L’ashwagandha (Withania somnifera) trône dans les rayons « stress » et « libido ». Une revue systématique avec méta-analyse parue en 2026 dans Planta Medica (23 essais randomisés contrôlés, 1706 participants) permet enfin de coller des chiffres sur le discours adaptogène : cortisol, sérotonine, hormones sexuelles, thyroïde.
Ce que la méta-analyse trouve
Cortisol. Réduction significative sous ashwagandha versus placebo (SMD ≈ −1,18). C’est l’effet le plus attendu pour une plante positionnée sur le stress et l’axe HPA.
Sérotonine. Augmentation moyenne rapportée d’environ +31,8 ng/ml. Signal intéressant pour l’humeur et, indirectement, le sommeil, même si la sérotonine plasmatique ne raconte pas toute l’histoire cérébrale.
Thyroïde. Pas d’effet net sur TSH ni T3 ; hausse modeste de T4 (+0,61 µg/dL). Cliniquement, cela invite à la prudence chez les patients déjà sous lévothyroxine ou à risque d’hyperthyroïdie, sans en faire un « booster thyroïdien » universel.
Testostérone. Hausse chez les hommes (MD ≈ +57 ng/dL), pas chez les femmes (+5 ng/dL, non significatif), avec une différence liée au sexe. Pas d’effet clair sur l’estradiol (E2) dans les deux sexes.
Des analyses en sous-groupes suggèrent un possible effet dose-réponse selon la teneur en withanolides. Tous les extraits du marché ne se valent pas.

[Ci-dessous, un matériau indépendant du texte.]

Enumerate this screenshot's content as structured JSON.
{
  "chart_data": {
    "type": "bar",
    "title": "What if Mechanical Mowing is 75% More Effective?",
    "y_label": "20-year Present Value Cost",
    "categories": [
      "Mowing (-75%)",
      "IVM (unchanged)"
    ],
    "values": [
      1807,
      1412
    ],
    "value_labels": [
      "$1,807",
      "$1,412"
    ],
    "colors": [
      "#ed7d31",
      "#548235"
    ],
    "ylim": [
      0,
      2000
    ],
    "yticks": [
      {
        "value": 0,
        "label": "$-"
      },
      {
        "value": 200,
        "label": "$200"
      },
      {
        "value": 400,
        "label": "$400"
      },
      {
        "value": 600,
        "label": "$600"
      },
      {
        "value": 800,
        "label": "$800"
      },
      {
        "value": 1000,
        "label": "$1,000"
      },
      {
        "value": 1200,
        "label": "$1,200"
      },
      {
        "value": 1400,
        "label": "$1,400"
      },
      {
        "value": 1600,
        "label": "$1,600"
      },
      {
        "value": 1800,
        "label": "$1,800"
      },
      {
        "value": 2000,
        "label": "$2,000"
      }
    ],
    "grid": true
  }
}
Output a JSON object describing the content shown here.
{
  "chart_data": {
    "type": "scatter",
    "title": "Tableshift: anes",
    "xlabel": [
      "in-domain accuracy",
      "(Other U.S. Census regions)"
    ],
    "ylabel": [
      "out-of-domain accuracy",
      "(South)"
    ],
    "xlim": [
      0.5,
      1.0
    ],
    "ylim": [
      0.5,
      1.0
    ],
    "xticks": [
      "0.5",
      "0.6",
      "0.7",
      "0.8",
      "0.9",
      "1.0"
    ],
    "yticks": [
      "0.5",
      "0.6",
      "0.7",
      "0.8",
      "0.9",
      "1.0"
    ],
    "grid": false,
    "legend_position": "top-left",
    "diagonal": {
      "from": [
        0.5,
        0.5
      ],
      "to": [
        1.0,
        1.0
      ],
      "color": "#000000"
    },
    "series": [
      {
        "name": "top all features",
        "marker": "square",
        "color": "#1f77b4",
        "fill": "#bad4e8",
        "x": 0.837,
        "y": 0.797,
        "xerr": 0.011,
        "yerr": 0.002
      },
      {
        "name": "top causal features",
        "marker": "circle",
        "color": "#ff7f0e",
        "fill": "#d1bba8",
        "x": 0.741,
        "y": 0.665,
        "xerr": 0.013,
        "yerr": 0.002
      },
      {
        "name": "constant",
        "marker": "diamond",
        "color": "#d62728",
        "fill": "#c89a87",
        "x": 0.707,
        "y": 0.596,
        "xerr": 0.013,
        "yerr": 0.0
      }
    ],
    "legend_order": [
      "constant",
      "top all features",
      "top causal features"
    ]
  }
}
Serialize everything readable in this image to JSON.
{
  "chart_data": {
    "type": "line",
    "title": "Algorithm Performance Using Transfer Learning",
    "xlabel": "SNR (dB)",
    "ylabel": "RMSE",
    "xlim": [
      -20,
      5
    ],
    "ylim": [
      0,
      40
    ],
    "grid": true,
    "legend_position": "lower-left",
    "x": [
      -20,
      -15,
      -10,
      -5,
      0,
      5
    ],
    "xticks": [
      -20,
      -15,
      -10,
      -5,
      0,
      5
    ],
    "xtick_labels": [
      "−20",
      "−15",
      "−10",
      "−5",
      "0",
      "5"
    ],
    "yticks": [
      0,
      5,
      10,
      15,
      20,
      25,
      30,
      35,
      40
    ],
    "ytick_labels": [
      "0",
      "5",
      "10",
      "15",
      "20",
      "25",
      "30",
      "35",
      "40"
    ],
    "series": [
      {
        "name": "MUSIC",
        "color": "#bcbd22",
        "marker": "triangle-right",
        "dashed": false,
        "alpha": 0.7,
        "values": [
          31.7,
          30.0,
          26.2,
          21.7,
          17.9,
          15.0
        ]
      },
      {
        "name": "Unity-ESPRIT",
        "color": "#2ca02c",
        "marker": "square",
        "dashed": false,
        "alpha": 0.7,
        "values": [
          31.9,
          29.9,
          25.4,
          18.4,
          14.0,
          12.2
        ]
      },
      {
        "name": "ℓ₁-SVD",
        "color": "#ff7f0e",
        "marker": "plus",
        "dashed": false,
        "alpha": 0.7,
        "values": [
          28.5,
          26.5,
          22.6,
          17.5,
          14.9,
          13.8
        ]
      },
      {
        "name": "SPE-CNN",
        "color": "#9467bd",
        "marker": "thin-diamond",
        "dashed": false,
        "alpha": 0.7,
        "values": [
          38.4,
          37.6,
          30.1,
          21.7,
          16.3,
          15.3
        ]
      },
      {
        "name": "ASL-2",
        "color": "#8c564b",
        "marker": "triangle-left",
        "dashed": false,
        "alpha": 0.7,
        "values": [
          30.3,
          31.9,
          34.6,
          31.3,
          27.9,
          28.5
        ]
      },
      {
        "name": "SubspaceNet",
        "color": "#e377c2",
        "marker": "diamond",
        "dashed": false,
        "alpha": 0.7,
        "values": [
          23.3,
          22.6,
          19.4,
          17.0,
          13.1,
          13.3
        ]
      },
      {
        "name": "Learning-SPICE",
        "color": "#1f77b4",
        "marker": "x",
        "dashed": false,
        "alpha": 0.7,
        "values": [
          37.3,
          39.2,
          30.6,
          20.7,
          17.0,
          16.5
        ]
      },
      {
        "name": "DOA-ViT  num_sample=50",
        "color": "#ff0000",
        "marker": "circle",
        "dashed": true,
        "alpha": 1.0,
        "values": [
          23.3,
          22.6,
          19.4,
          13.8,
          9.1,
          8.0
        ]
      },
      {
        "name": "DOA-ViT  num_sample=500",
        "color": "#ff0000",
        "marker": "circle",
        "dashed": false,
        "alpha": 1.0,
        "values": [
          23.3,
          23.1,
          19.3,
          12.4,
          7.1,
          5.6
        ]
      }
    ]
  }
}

Ce que ça veut dire en pratique
Pour un adulte stressé avec cortisol élevé « de terrain » (charge mentale, sommeil court, overreaching sportif), l’ashwagandha a désormais un niveau de preuve plus solide qu’une anecdote de blog. Pour la testostérone masculine, l’effet existe en moyenne mais reste modéré : ce n’est pas un traitement de l’hypogonadisme clinique.
Chez la femme, attendre une hausse de testostérone comparable est peu réaliste d’après ces données. L’intérêt se situe plutôt côté stress/cortisol, avec les mêmes précautions d’usage.
Limites que les auteurs rappellent
Hétérogénéité entre essais, données incomplètes sur certains critères, besoin d’essais plus standardisés (extrait, dose de withanolides, durée, population). Le protocole est enregistré (PROSPERO CRD42024611576), ce qui renforce la transparence, mais n’efface pas la variabilité des produits testés.
Précautions avant d’acheter
- Grossesse / allaitement : éviter hors avis spécialisé
- Maladies auto-immunes : prudence (stimulation immune possible)
- Thyroïde : surveillance si traitement ou dysfonction connue
- Sédatifs / anxiolytiques : risque de potentialisation de la somnolence
- Qualité : extraits standardisés en withanolides, contaminants contrôlés
Durées courantes dans les essais : plusieurs semaines. Un essai personnel de 6 à 8 semaines avec objectif clair (score de stress, sommeil, énergie) vaut mieux qu’une prise indéfinie « au cas où ».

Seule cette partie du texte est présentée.